Shead credits Sharp’s improved defense with setting up the wing man’s emergence as a regular starter. “When he started being in that starting lineup, it wasn’t because he was scoring the ball,” Shead says. “It was because he was guarding the other team’s three man or two man really well. Coach rewards what he thinks is important to our culture.
“And E-Man is just doing a really good job of playing to it.”
Sharp is partly pushed by the defensive want-to he sees all around him, the drive to be collectively great on that end of the court.
“I think it’s just the effort all around,” Sharp tells PaperCity. “Last year’s team, we weren’t all connected together at the same time. So with all of us this year putting in full effort — with all five guys on the court being connected at the same time — that’s what makes us such a good defensive team.
“When we’re all going hard at the same time.”

One potential advantage this UH team has over the one last year that faltered somewhat defensively down the stretch is superior depth. This Houston team can go nine deep (even with uber talented sophomore forward Terrance Arceneaux’s season-ending Achilles injury and J’Wan Roberts lingering knee issue dealing blows to that depth). While last year’s team boasted top line talents in Walker, Sasser, Tramon Mark and Shead, it wore out as the season went on.
“Most definitely,” Roberts says without hesitation when I ask if this can be the best defensive team he’s ever been on. “Just based off our bench too.
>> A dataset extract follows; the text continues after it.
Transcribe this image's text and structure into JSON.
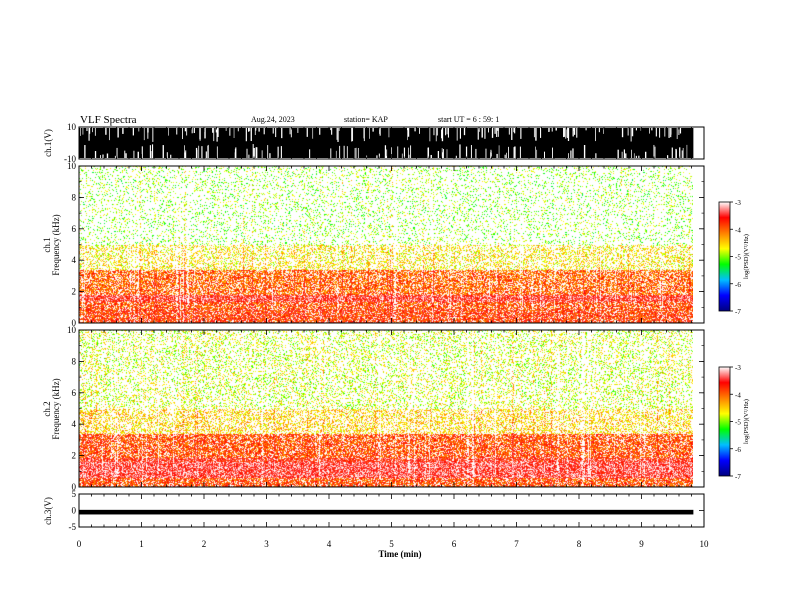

Not even the starting five. Just having five guys come off the bench who play the same way. Coach always says we have 10 starters. Just because you’re not starting the game, doesn’t mean you’re not a starter.
“Just having depth. Having guys we can trust who come in the game and play the same role as the starting five, it just gives us a lot of confidence.”
“Just going into the game with a chip on our shoulder that we’re the No. 1 defensive team in the nation. We hold our hats to that.” — UH forward J’Wan Roberts
Shead, arguably the best defensive guard in college basketball (UH associate head coach Quannas White and other observers will tell you there is no argument, Shead owns that title), spearheads this defensive force as both the chief disruptor and top lockdown defender. But Shead is challenging himself to do more on this end of the court.
“I try to be,” Shead says of being the best defensive guard in America. “. . . But (Texas A&M star) Wade (Taylor IV) had 34 on me. So we’ll see if I can keep that title. If not, we’re going to try to get to that.”
Shead knows the push cannot stop. Not if this Houston team is going reach the rarefied air that Kelvin Sampson is telling his players they can. The best defensive team Sampson’s ever coached? It’s within reach.